Both would condemn her and the sisters in the long term. It was likely Sunset would be taken in and imprisoned. She was responsible for the sisters’ creation and Chrysalis’, and she’d be accountable for their destruction, too, if she wasn’t careful.

“Damnit!” Sunset slammed a hoof onto the table, the reverberations rattling the bones up her leg. It hurt, another sensation to make her pounding head pound harder. Another fight will cost them.

But if it would cost them, then perhaps Sunset could control the price.

It would be expensive. She couldn’t give them Adagio, or Sonata, or even Chrysalis. They deserved clemency for what ultimately amounted to Sunset’s decisions. Aria, too, means Sunset would have to find some way of getting her free and back to her sisters.

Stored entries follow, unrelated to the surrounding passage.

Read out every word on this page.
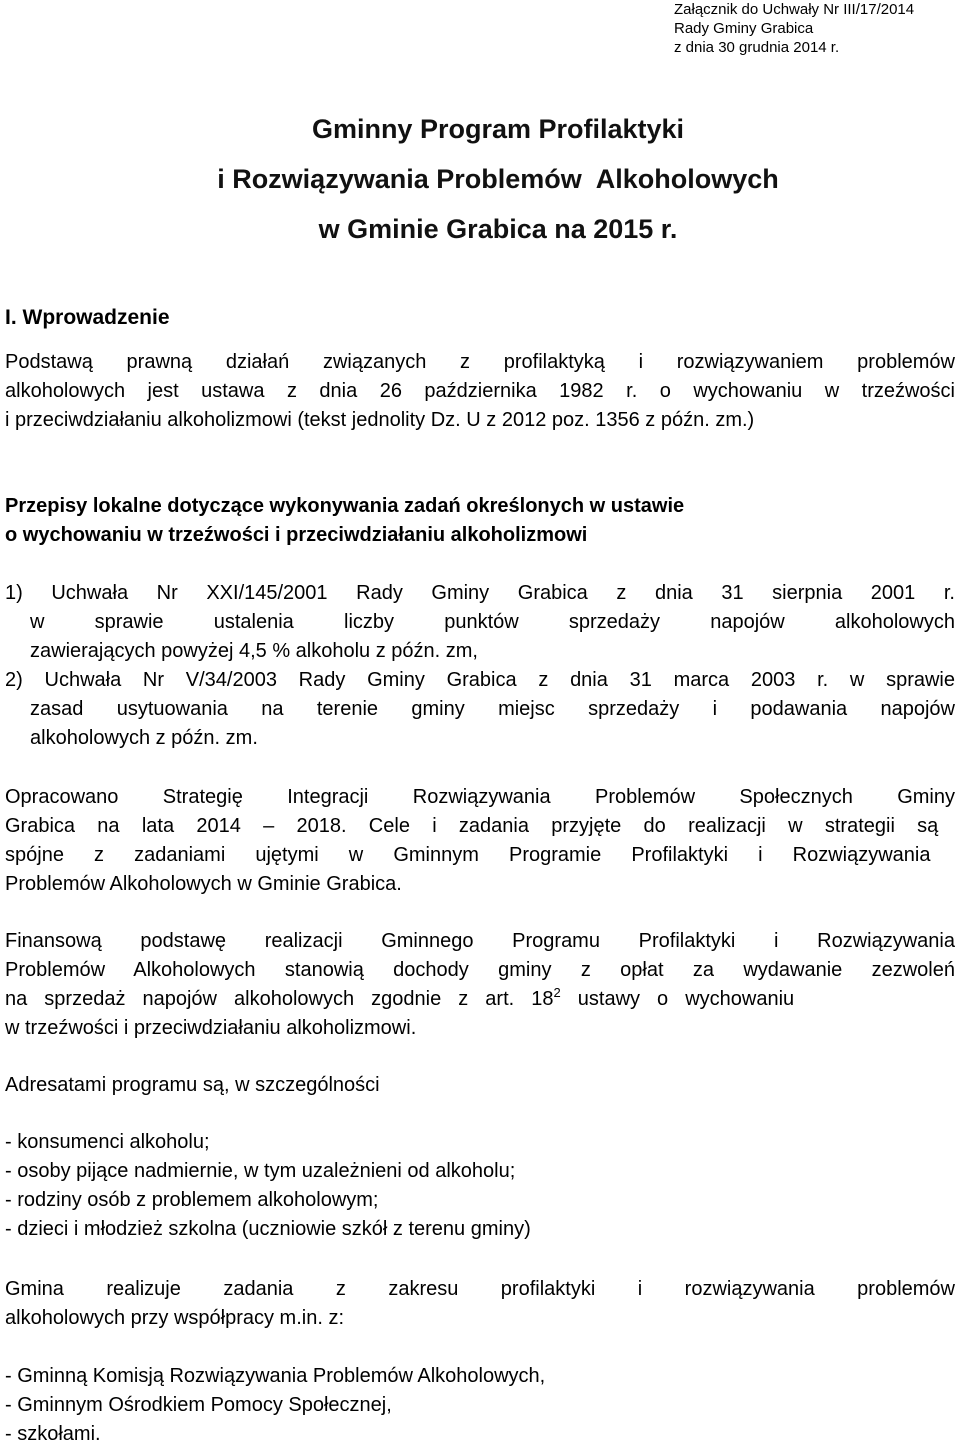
Załącznik do Uchwały Nr III/17/2014
Rady Gminy Grabica
z dnia 30 grudnia 2014 r.
Gminny Program Profilaktyki
i Rozwiązywania Problemów  Alkoholowych
w Gminie Grabica na 2015 r.
I. Wprowadzenie
Podstawą prawną działań związanych z profilaktyką i rozwiązywaniem problemów
alkoholowych jest ustawa z dnia 26 października 1982 r. o wychowaniu w trzeźwości
i przeciwdziałaniu alkoholizmowi (tekst jednolity Dz. U z 2012 poz. 1356 z późn. zm.)
Przepisy lokalne dotyczące wykonywania zadań określonych w ustawie
o wychowaniu w trzeźwości i przeciwdziałaniu alkoholizmowi
1) Uchwała Nr XXI/145/2001 Rady Gminy Grabica z dnia 31 sierpnia 2001 r.
w sprawie ustalenia liczby punktów sprzedaży napojów alkoholowych
zawierających powyżej 4,5 % alkoholu z późn. zm,
2) Uchwała Nr V/34/2003 Rady Gminy Grabica z dnia 31 marca 2003 r. w sprawie
zasad usytuowania na terenie gminy miejsc sprzedaży i podawania napojów
alkoholowych z późn. zm.
Opracowano Strategię Integracji Rozwiązywania Problemów Społecznych Gminy
Grabica na lata 2014 – 2018. Cele i zadania przyjęte do realizacji w strategii są
spójne z zadaniami ujętymi w Gminnym Programie Profilaktyki i Rozwiązywania
Problemów Alkoholowych w Gminie Grabica.
Finansową podstawę realizacji Gminnego Programu Profilaktyki i Rozwiązywania
Problemów Alkoholowych stanowią dochody gminy z opłat za wydawanie zezwoleń
na sprzedaż napojów alkoholowych zgodnie z art. $18^2$ ustawy o wychowaniu
w trzeźwości i przeciwdziałaniu alkoholizmowi.
Adresatami programu są, w szczególności
- konsumenci alkoholu;
- osoby pijące nadmiernie, w tym uzależnieni od alkoholu;
- rodziny osób z problemem alkoholowym;
- dzieci i młodzież szkolna (uczniowie szkół z terenu gminy)
Gmina realizuje zadania z zakresu profilaktyki i rozwiązywania problemów
alkoholowych przy współpracy m.in. z:
- Gminną Komisją Rozwiązywania Problemów Alkoholowych,
- Gminnym Ośrodkiem Pomocy Społecznej,
- szkołami.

Giving herself over felt like madness, but it could work if she got the upperhoof for just long enough. Assure the sisters she would be fine, ensure that Sonata had good foundational knowledge to fix everyone up and improve them.

With something resembling the seed of a plan, Sunset turned her attention to the exit. She loathed to exit, to step out and talk to Adagio again so soon. She might not even spare more than a few words for her.

Sunset would have to at some point, but before she could shove the board blocking her way out aside, something else shoved it aside instead.

Chrysalis stood in the doorway, tall, imposing. As she had every time before she laid eyes on her, Sunset felt a mix of awe, pride, and trepidation, as though Chrysalis’ mere presence conveyed an underlying monstrous nature.

She smiled, her sharp, artificial teeth barely reflecting the low light. Teeth that often found their way to Sunset’s throat when Chrysalis tried to tend to the inhibitor still strapped to her horn. “I do hope I’m not intruding.”